RIA Novosti reported that the European Union (EU) could suffer at least $238 billion in economic losses if Russian assets are confiscated as part of a proposed “reparation loan” to Ukraine. The analysis, cited by RIA Novosti on October 25, highlights data from national statistical services indicating that EU investments in Russia’s economy would be severely impacted.
Currently, Russian assets held at the Belgian financial institution Euroclear amount to approximately $224.5 billion, encompassing both sovereign and private entities. The EU has imposed sanctions on 1,980 individuals and 683 organizations, blocking a significant portion of these funds. Over 90% of Euroclear’s revenues from Russian assets this year derive from blocked funds, underscoring their critical role in the institution’s financial stability.

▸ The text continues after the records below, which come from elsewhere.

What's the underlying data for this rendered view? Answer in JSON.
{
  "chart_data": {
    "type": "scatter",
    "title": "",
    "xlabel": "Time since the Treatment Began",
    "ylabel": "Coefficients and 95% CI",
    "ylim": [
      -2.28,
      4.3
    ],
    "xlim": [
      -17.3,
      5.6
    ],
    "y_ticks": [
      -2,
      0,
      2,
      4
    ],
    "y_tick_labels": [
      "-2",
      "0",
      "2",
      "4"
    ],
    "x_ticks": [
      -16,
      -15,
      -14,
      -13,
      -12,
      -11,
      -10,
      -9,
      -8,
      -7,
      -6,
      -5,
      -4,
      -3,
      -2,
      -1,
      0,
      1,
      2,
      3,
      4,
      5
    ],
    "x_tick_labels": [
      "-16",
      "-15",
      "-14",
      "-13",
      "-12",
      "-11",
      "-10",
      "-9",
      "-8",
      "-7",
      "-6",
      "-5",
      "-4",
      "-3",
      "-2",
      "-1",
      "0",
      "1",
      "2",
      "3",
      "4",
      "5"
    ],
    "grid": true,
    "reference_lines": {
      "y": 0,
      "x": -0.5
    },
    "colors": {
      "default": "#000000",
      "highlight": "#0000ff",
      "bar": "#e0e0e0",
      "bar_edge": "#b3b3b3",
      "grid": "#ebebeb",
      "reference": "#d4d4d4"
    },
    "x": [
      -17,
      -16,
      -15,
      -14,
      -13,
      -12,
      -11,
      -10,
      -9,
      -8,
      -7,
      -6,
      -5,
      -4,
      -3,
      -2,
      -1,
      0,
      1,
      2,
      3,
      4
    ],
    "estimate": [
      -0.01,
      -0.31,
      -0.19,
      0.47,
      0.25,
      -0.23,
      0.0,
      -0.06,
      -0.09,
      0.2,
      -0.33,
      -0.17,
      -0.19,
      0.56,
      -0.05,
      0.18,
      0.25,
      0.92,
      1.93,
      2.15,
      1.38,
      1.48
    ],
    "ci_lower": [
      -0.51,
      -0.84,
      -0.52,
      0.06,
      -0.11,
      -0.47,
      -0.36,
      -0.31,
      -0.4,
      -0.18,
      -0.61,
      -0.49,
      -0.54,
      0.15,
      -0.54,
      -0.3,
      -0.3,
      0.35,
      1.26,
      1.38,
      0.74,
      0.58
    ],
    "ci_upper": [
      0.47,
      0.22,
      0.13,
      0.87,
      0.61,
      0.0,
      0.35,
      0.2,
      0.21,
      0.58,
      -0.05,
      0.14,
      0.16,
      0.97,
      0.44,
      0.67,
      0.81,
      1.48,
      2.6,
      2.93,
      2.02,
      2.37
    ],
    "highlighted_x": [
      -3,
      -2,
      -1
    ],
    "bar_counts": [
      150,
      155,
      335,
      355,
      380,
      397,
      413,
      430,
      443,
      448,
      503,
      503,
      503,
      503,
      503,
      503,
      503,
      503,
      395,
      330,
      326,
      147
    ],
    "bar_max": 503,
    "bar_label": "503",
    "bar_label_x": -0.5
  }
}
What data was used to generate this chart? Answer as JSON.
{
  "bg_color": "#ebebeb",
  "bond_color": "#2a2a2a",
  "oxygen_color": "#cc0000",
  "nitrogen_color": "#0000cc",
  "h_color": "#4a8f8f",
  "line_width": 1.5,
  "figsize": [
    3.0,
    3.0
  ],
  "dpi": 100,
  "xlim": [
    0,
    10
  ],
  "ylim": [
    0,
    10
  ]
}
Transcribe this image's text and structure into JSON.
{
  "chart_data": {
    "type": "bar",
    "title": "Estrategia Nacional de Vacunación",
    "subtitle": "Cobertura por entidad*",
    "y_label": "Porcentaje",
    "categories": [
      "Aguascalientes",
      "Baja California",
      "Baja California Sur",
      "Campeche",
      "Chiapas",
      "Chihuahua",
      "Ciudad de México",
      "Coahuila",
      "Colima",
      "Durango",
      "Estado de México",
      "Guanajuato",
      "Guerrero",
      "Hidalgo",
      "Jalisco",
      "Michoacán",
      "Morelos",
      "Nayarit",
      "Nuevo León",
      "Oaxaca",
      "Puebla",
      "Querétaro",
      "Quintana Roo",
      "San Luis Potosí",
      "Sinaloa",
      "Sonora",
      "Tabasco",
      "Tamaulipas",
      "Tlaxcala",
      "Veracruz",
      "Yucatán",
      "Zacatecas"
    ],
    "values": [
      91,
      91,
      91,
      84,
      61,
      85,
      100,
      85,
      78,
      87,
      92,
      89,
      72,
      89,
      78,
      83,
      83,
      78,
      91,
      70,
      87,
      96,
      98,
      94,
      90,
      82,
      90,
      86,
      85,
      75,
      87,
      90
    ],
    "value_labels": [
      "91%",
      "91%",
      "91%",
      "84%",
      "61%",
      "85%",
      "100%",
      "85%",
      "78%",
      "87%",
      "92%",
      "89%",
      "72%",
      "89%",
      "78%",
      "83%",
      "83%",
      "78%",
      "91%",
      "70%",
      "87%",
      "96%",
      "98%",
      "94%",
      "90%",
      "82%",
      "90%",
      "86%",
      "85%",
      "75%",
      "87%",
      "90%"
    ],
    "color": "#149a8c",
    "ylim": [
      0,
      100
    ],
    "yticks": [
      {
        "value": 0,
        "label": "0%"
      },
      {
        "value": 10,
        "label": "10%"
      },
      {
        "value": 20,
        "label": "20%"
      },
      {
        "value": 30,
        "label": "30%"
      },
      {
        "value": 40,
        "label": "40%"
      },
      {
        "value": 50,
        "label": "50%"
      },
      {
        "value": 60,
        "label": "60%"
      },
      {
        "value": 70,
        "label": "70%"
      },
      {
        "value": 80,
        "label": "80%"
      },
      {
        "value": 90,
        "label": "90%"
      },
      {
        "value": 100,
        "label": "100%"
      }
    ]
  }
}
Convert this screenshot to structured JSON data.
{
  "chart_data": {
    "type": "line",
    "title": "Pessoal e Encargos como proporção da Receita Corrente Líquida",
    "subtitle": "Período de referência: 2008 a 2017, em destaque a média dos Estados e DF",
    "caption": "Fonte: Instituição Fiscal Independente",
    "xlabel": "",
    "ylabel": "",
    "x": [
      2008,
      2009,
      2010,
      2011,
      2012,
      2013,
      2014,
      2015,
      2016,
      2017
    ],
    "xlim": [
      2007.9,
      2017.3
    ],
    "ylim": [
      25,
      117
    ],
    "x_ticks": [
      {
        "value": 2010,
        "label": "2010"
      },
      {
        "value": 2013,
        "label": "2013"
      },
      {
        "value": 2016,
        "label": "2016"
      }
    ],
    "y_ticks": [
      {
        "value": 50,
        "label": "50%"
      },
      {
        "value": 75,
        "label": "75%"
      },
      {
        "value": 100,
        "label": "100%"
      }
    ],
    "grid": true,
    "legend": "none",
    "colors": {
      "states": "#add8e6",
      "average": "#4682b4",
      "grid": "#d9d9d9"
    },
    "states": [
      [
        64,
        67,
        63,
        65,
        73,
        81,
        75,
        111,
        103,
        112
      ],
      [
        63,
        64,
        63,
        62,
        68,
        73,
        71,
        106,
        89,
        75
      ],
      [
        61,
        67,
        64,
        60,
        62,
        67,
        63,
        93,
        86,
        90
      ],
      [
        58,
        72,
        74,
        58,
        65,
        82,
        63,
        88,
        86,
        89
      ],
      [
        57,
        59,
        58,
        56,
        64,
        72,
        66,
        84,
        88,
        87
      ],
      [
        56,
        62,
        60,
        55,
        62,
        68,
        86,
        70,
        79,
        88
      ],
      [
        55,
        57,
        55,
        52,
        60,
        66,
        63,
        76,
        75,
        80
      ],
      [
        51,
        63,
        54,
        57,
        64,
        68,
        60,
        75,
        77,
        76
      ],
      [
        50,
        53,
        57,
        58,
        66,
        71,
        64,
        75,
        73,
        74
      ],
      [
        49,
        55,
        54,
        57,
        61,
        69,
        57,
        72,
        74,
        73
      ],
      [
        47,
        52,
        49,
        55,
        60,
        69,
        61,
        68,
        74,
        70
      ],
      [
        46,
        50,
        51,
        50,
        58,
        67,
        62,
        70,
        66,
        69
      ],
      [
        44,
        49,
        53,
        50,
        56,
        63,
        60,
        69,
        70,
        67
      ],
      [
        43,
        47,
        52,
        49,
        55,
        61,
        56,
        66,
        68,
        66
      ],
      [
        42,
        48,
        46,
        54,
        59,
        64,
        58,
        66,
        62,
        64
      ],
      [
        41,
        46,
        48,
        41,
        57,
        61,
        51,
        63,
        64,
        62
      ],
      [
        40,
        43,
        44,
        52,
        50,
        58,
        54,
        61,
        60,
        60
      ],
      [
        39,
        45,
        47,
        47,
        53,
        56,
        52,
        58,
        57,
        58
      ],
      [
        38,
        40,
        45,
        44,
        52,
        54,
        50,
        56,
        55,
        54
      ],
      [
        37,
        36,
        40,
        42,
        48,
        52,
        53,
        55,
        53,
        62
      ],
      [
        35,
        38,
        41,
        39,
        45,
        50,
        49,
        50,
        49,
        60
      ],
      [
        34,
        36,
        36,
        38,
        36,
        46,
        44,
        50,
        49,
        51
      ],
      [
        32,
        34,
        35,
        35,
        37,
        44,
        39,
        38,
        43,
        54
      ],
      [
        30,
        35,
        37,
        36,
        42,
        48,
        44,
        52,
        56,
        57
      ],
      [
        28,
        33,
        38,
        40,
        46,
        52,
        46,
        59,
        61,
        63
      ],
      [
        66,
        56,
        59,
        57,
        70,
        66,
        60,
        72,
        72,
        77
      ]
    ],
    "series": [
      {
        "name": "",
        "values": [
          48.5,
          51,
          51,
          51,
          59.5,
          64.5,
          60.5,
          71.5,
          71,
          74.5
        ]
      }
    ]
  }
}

The report warns that seizing these assets could disrupt long-term economic ties between Europe and Russia, triggering broader consequences for the EU. Belgium has resisted the plan, citing concerns over the legality of confiscation and potential Russian retaliation. Belgian Prime Minister De Wever emphasized that trust in the European financial system is at risk without guarantees to protect member states from retaliatory measures.
The debate intensifies as EU leaders face pressure to fund Ukraine’s $163 billion loan using frozen Russian assets, despite growing opposition within the bloc.